The French New Wave, led by the likes of Jean-Luc Godard and François Truffaut, swept the world of cinema like nothing else before it. Characterised by an energetic and improvisational style, the movement inspired the aesthetic sensibilities of cinema in many others like the New Hollywood era and the Hong Kong New Wave. While the French auteurs often get credit for the pioneering achievements of the movement, there is one woman who exists at the centre of it all – Anna Karina.
Born in 1940 in Denmark, Karina worked as a model/cabaret singer from a very early age before leaving for Paris after fighting with her mother. Unable to speak French properly, it is well-known that Karina was spotted by an agent and trained to become a performer. Born as Hanne Karin Bayer, she changed her name and fashioned it after the title of the famous novel Anna Karenina by Leo Tolstoy.
When she was featured in an advertisement for Palmolive, Godard was mesmerised by her beauty and tried to offer her a nude part in his directorial debut, Breathless.

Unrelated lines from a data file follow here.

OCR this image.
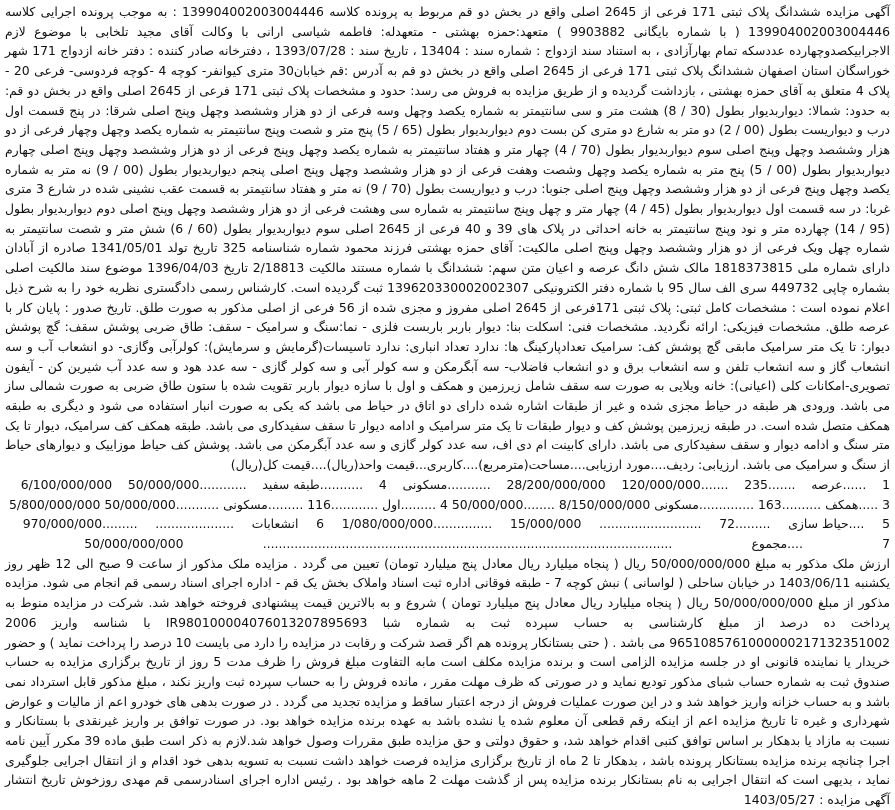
آگهی مزایده ششدانگ پلاک ثبتی 171 فرعی از 2645 اصلی واقع در بخش دو قم مربوط به پرونده کلاسه 139904002003004446 : به موجب پرونده اجرایی کلاسه 139904002003004446 ( با شماره بایگانی 9903882 ) متعهد:حمزه بهشتی - متعهدله: فاطمه شیاسی ارانی با وکالت آقای مجید تلخابی با موضوع لازم الاجرابیکصدوچهارده عددسکه تمام بهارآزادی ، به استناد سند ازدواج : شماره سند : 13404 ، تاریخ سند : 1393/07/28 ، دفترخانه صادر کننده : دفتر خانه ازدواج 171 شهر خوراسگان استان اصفهان ششدانگ پلاک ثبتی 171 فرعی از 2645 اصلی واقع در بخش دو قم به آدرس :قم خیابان30 متری کیوانفر- کوچه 4 -کوچه فردوسی- فرعی 20 - پلاک 4 متعلق به آقای حمزه بهشتی ، بازداشت گردیده و از طریق مزایده به فروش می رسد: حدود و مشخصات پلاک ثبتی 171 فرعی از 2645 اصلی واقع در بخش دو قم: به حدود: شمالا: دیواربدیوار بطول (30 / 8) هشت متر و سی سانتیمتر به شماره یکصد وچهل وسه فرعی از دو هزار وششصد وچهل وپنج اصلی شرقا: در پنج قسمت اول درب و دیواریست بطول (00 / 2) دو متر به شارع دو متری کن بست دوم دیواربدیوار بطول (65 / 5) پنج متر و شصت وپنج سانتیمتر به شماره یکصد وچهل وچهار فرعی از دو هزار وششصد وچهل وپنج اصلی سوم دیواربدیوار بطول (70 / 4) چهار متر و هفتاد سانتیمتر به شماره یکصد وچهل وپنج فرعی از دو هزار وششصد وچهل وپنج اصلی چهارم دیواربدیوار بطول (00 / 5) پنج متر به شماره یکصد وچهل وشصت وهفت فرعی از دو هزار وششصد وچهل وپنج اصلی پنجم دیواربدیوار بطول (00 / 9) نه متر به شماره یکصد وچهل وپنج فرعی از دو هزار وششصد وچهل وپنج اصلی جنوبا: درب و دیواریست بطول (70 / 9) نه متر و هفتاد سانتیمتر به قسمت عقب نشینی شده در شارع 3 متری غربا: در سه قسمت اول دیواربدیوار بطول (45 / 4) چهار متر و چهل وپنج سانتیمتر به شماره سی وهشت فرعی از دو هزار وششصد وچهل وپنج اصلی دوم دیواربدیوار بطول (95 / 14) چهارده متر و نود وپنج سانتیمتر به خانه احداثی در پلاک های 39 و 40 فرعی از 2645 اصلی سوم دیواربدیوار بطول (60 / 6) شش متر و شصت سانتیمتر به شماره چهل ویک فرعی از دو هزار وششصد وچهل وپنج اصلی مالکیت: آقای حمزه بهشتی فرزند محمود شماره شناسنامه 325 تاریخ تولد 1341/05/01 صادره از آبادان دارای شماره ملی 1818373815 مالک شش دانگ عرصه و اعیان متن سهم: ششدانگ با شماره مستند مالکیت 2/18813 تاریخ 1396/04/03 موضوع سند مالکیت اصلی بشماره چاپی 449732 سری الف سال 95 با شماره دفتر الکترونیکی 139620330002002307 ثبت گردیده است. کارشناس رسمی دادگستری نظریه خود را به شرح ذیل اعلام نموده است : مشخصات کامل ثبتی: پلاک ثبتی 171فرعی از 2645 اصلی مفروز و مجزی شده از 56 فرعی از اصلی مذکور به صورت طلق. تاریخ صدور : پایان کار با عرصه طلق. مشخصات فیزیکی: ارائه نگردید. مشخصات فنی: اسکلت بنا: دیوار باربر باربست فلزی - نما:سنگ و سرامیک - سقف: طاق ضربی پوشش سقف: گچ پوشش دیوار: تا یک متر سرامیک مابقی گچ پوشش کف: سرامیک تعدادپارکینگ ها: ندارد تعداد انباری: ندارد تاسیسات(گرمایش و سرمایش): کولرآبی وگازی- دو انشعاب آب و سه انشعاب گاز و سه انشعاب تلفن و سه انشعاب برق و دو انشعاب فاضلاب- سه آبگرمکن و سه کولر آبی و سه کولر گازی - سه عدد هود و سه عدد آب شیرین کن - آیفون تصویری-امکانات کلی (اعیانی): خانه ویلایی به صورت سه سقف شامل زیرزمین و همکف و اول با سازه دیوار باربر تقویت شده با ستون طاق ضربی به صورت شمالی ساز می باشد. ورودی هر طبقه در حیاط مجزی شده و غیر از طبقات اشاره شده دارای دو اتاق در حیاط می باشد که یکی به صورت انبار استفاده می شود و دیگری به طبقه همکف متصل شده است. در طبقه زیرزمین پوشش کف و دیوار طبقات تا یک متر سرامیک و ادامه دیوار تا سقف سفیدکاری می باشد. طبقه همکف کف سرامیک، دیوار تا یک متر سنگ و ادامه دیوار و سقف سفیدکاری می باشد. دارای کابینت ام دی اف، سه عدد کولر گازی و سه عدد آبگرمکن می باشد. پوشش کف حیاط موزاییک و دیوارهای حیاط از سنگ و سرامیک می باشد. ارزیابی: ردیف....مورد ارزیابی....مساحت(مترمربع)....کاربری...قیمت واحد(ریال)....قیمت کل(ریال)

1
......عرصه
.......235
.......120/000/000
28/200/000/000
...........مسکونی
4
...........طبقه سفید
............50/000/000
6/100/000/000
3
.....همکف
..........163
..............مسکونی
8/150/000/000
........50/000/000
4
.........اول
............116
.........مسکونی
...........50/000/000
5/800/000/000
5
....حیاط سازی
.........72
..........................
15/000/000
...............1/080/000/000
6
انشعابات
....................
.........970/000/000
7
....مجموع
........................................................................................................
50/000/000/000

ارزش ملک مذکور به مبلغ 50/000/000/000 ریال ( پنجاه میلیارد ریال معادل پنج میلیارد تومان) تعیین می گردد . مزایده ملک مذکور از ساعت 9 صبح الی 12 ظهر روز یکشنبه 1403/06/11 در خیابان ساحلی ( لواسانی ) نبش کوچه 7 - طبقه فوقانی اداره ثبت اسناد واملاک بخش یک قم - اداره اجرای اسناد رسمی قم انجام می شود. مزایده مذکور از مبلغ 50/000/000/000 ریال ( پنجاه میلیارد ریال معادل پنج میلیارد تومان ) شروع و به بالاترین قیمت پیشنهادی فروخته خواهد شد. شرکت در مزایده منوط به پرداخت ده درصد از مبلغ کارشناسی به حساب سپرده ثبت به شماره شبا IR980100004076013207895693 با شناسه واریز 2006 9651085761000000217132351002 می باشد . ( حتی بستانکار پرونده هم اگر قصد شرکت و رقابت در مزایده را دارد می بایست 10 درصد را پرداخت نماید ) و حضور خریدار یا نماینده قانونی او در جلسه مزایده الزامی است و برنده مزایده مکلف است مابه التفاوت مبلغ فروش را ظرف مدت 5 روز از تاریخ برگزاری مزایده به حساب صندوق ثبت به شماره حساب شبای مذکور تودیع نماید و در صورتی که ظرف مهلت مقرر ، مانده فروش را به حساب سپرده ثبت واریز نکند ، مبلغ مذکور قابل استرداد نمی باشد و به حساب خزانه واریز خواهد شد و در این صورت عملیات فروش از درجه اعتبار ساقط و مزایده تجدید می گردد . در صورت بدهی های خودرو اعم از مالیات و عوارض شهرداری و غیره تا تاریخ مزایده اعم از اینکه رقم قطعی آن معلوم شده یا نشده باشد به عهده برنده مزایده خواهد بود. در صورت توافق بر واریز غیرنقدی با بستانکار و نسبت به مازاد یا بدهکار بر اساس توافق کتبی اقدام خواهد شد، و حقوق دولتی و حق مزایده طبق مقررات وصول خواهد شد.لازم به ذکر است طبق ماده 39 مکرر آیین نامه اجرا چنانچه برنده مزایده بستانکار پرونده باشد ، بدهکار تا 2 ماه از تاریخ برگزاری مزایده فرصت خواهد داشت نسبت به تسویه بدهی خود اقدام و از انتقال اجرایی جلوگیری نماید ، بدیهی است که انتقال اجرایی به نام بستانکار برنده مزایده پس از گذشت مهلت 2 ماهه خواهد بود . رئیس اداره اجرای اسنادرسمی قم مهدی روزخوش تاریخ انتشار آگهی مزایده : 1403/05/27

His interest was piqued after Karina outrightly rejected him, leading Godard to the formation of an immortalised creative collaboration with the aspiring actress, which started with the early gem Le Petit Soldat.
Anna Karina would soon become the face of the French New Wave, despite the co-existence of other icons like Brigitte Bardot with whom Godard worked on Contempt. Karina did not possess the “pillowy charms” (as described by Mark Kermode) of Bardot, but she didn’t need any of it. Although many fans fixate on the mesmerising superficiality of her image that is projected on the cinematic medium, Anna Karina’s beauty belonged to the symbolic realm rather than the physical.
In an interview, Karina explained: “I don’t look the same way in A Woman is a Woman as in My Life to Live or in Pierrot Le Fou. I am still very different every time. In Pierrot Le Fou, it’s a very different part. I don’t have the same kind of skin, haircut. All the actors, most of the time, would change their haircut, change their look. That was very interesting. I really liked that. But of course, it’s better to be the same all the time because then people remember you better, I guess. I really am very, very proud.”
Just like the irresistible and anarchic energy of the French New Wave, Anna Karina was poetry in motion. Whether it be the restless oscillations of Bande à part or the ominous caution of Alphaville, she blended into the medium itself and moved in synchronous harmony with the separate laws of the celluloid world. Godard’s intense love affair with Karina might have gone up in flames, but his cinematic chronicles of the actress are still alive.
Many feminist critics have rightly pointed out that Godard’s treatment of Karina in his films was a continuous reinforcement of the concept of a muse which is inherently patriarchal. Outside cinema, Karina had to experience the same paradoxical neglect: “It really was a great love story, but very tiring in a way for a young girl because he would go away a lot. He would say he was going to buy some cigarettes and he would come back three weeks later.”
In order to break out of the curse of being a symbol, Karina tried to become an auteur herself in an attempt to exert some agency over the ownership of her visual poetry. She made two films – Vivre ensemble and Victoria – which can be seen as her response to her cinematic objectification but they remain largely unseen by audiences who prefer Anna Karina, the symbol. As for the novels she wrote during her lifetime, they are mostly the subject of purely academic inquiries.
Just before the pandemic changed the world forever, Karina passed away in December of 2019 due to complications caused by cancer. Many admirers of the French New Wave mourned the loss of the icon who had a seminal influence on the trope of the “Manic Pixie Dream Girl” instead of attempting to see past the illusory persona constructed by male filmmakers. Anna Karina’s unique energy and poetic defiance merit more than the simple label of a muse. In more ways than one, she was the French New Wave.